Es wäre verwunderlich gewesen, wenn der SPIEGEL das Thema nicht auf den Titel genommen hätte. Hier ist er in seinem Element, das große Redaktionsnetzwerk hilft. Und das kommt der Berichterstattung zugute. Zwar wird auch viel nacherzählt von dem, was andere Medien bereits in den zurückliegenden Tagen veröffentlicht haben. Darüber hinaus gibt es aber neue Aspekte: über die drei Syrer, die Albakr überwältigten, zum familiären Hintergrund des mutmaßlichen IS-Terroristen. „Der Schattenkampf“ stellt unaufgeregt die Fakten dar. Das tut gut. Das ist Journalismus vom Feinsten.
Was allerdings für meinen Geschmack zu kurz kommt, ist die Würdigung des Anteils, den die Nachrichtendienste daran haben, dass bisher die Bundesbürger vor Blutbädern à la Paris, Brüssel und Nizza verschont blieben.
Aber: Warum wird ein mutmaßlicher Terrorist auf dem Titelblatt gewürdigt? Mehr Ehre kann man dem IS doch gar nicht antun. Auch, dass zum lesenswerten Interview mit dem Direktor des International Centre for the Study of Radicalisation am Londoner King‘s College, Peter R. Neumann zum wiederholten Male eines dieser unsäglichen Bilder von Abaaoud veröffentlicht wird, ist unentschuldbar. Eine Viertelseite Propaganda für den IS! Ob das Heldenepos der rettenden Syrer so bestehen bleiben kann? Sie sollen untergetaucht sein. Hier zeigt sich, wie schnell die Wirklichkeit Wochenmagazine überholt.
Der SPIEGEL bietet in dieser Woche eine konzentrierte Deutschland-Strecke, die Politik beschreibt, dabei versucht, neutraler zu bleiben und seine Vorurteile etwas zu hemmen – einmal abgesehen davon, dass die Auswahl der Themen immer auch ein Statement ist. Offensichtlich wirkt die Kritik immer breiterer Leserschichten am Bevormundungsjournalismus.
Fasziniert hat mich im aktuellen Heft der Bericht „Körper los“ über den italienischen Neurochirurgen Sergio Canavero, der unbeirrt weiter sein Ziel verfolgt, einmal einen menschlichen Kopf zu verpflanzen. So unvorstellbar und beklemmend der Vorgang auch sein mag, er scheint gar nicht so utopisch zu sein. Und einen ersten Patienten gibt es angeblich auch schon.

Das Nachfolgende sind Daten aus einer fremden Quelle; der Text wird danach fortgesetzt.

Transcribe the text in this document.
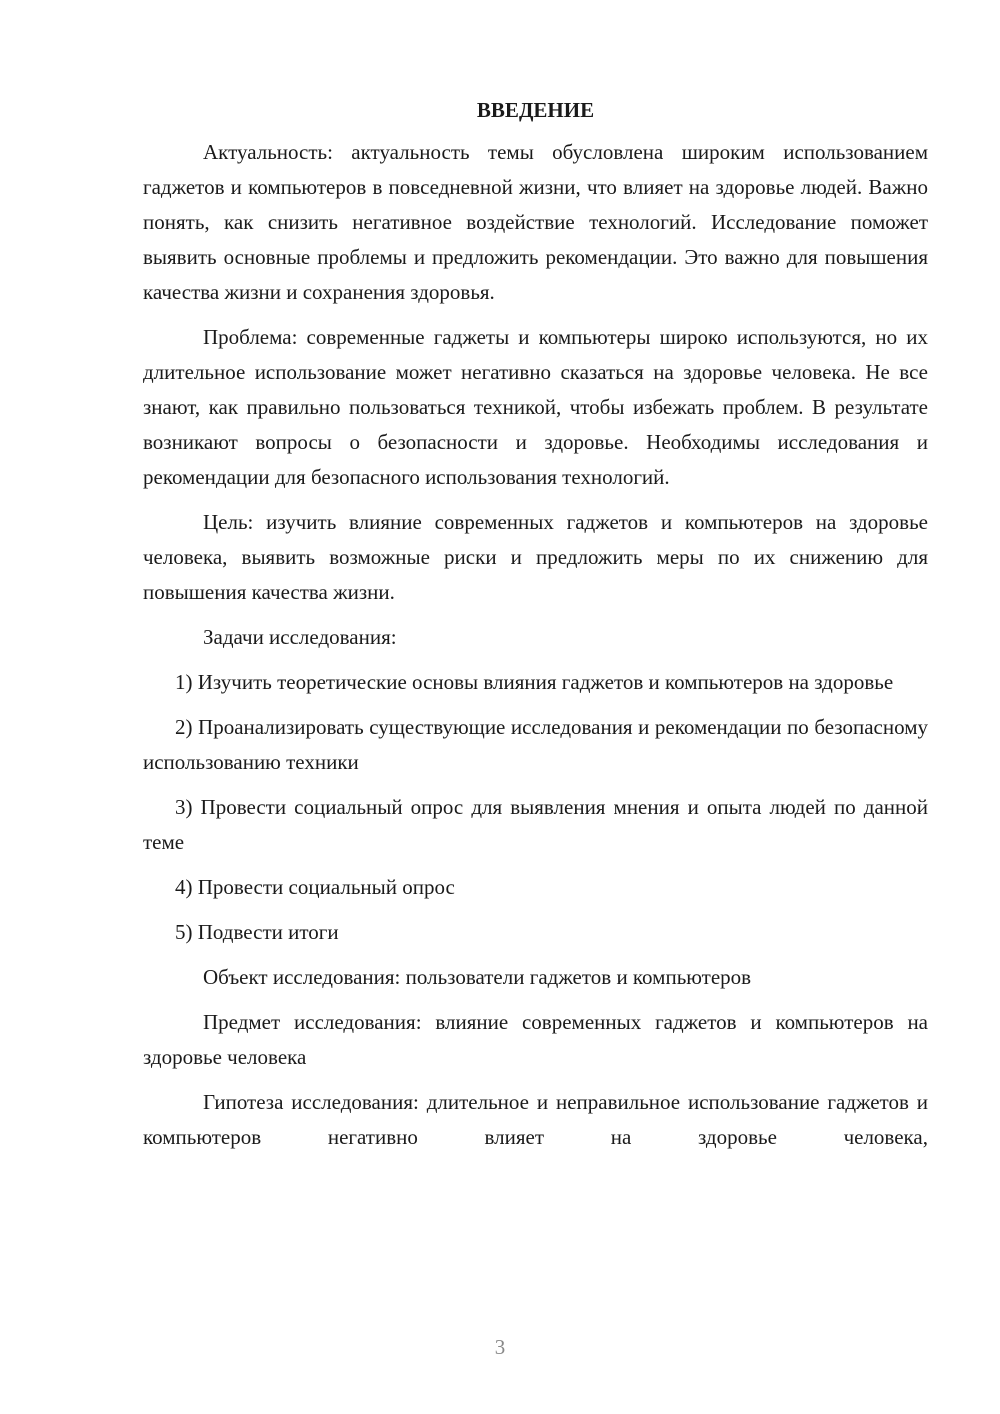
ВВЕДЕНИЕ

Актуальность: актуальность темы обусловлена широким использованием гаджетов и компьютеров в повседневной жизни, что влияет на здоровье людей. Важно понять, как снизить негативное воздействие технологий. Исследование поможет выявить основные проблемы и предложить рекомендации. Это важно для повышения качества жизни и сохранения здоровья.

Проблема: современные гаджеты и компьютеры широко используются, но их длительное использование может негативно сказаться на здоровье человека. Не все знают, как правильно пользоваться техникой, чтобы избежать проблем. В результате возникают вопросы о безопасности и здоровье. Необходимы исследования и рекомендации для безопасного использования технологий.

Цель: изучить влияние современных гаджетов и компьютеров на здоровье человека, выявить возможные риски и предложить меры по их снижению для повышения качества жизни.

Задачи исследования:

1) Изучить теоретические основы влияния гаджетов и компьютеров на здоровье

2) Проанализировать существующие исследования и рекомендации по безопасному использованию техники

3) Провести социальный опрос для выявления мнения и опыта людей по данной теме

4) Провести социальный опрос

5) Подвести итоги

Объект исследования: пользователи гаджетов и компьютеров

Предмет исследования: влияние современных гаджетов и компьютеров на здоровье человека

Гипотеза исследования: длительное и неправильное использование гаджетов и компьютеров негативно влияет на здоровье человека,

3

Braucht die Lesewelt einen Bücherkanon? Das haben wir schon vor 15 Jahren infrage gestellt, als Marcel Reich-Ranicki seinen Kanon lesenswerter deutschsprachiger Literatur vorstellte. So ist es auch heute, wenn die Kultur-Redaktion meint, einen SPIEGEL-Kanon vorstellen zu wollen. Man greift verbal hoch, gibt sich apodiktisch, wobei es doch immer nur nur subjektiv sein kann. Natürlich gibt es für jedes der vorgestellten Bücher eine Begründung, warum gerade das ein herausragendes Werk ist. Aber sind es „die besten 50 Romane unserer Zeit“, wie die Autoren schreiben? Darf man es überhaupt aussprechen, dass – ganz subjektiv – einige der Bücher von der Liste mich gelangweilt haben? Dass man keinen Zugang gefunden hat? Darf man aussprechen, auch wieder ganz subjektiv, dass mir ganz schnell andere Schriftsteller einfallen, die für mich große Literatur geschaffen haben, gerade auch im Sinne „ der großen Möglichkeitskunst“. Haruki Murakami beispielsweise oder T.C. Boyle. Nicht zu reden von der Literaturtür, die Mario Vargas Llosa immer wieder aufstößt. Und viele andere wären zu nennen.
Zurück in den Tiefen des Alltags stimmen wir in die Nöte von Elke Schmitter ein, dass uns die Kommunikation die von neuen Wasserkochern, Kaffee- und Waschmaschinen und ganz besonders Kühlschränken ausgeht einem das letzte an Geduld abverlangt.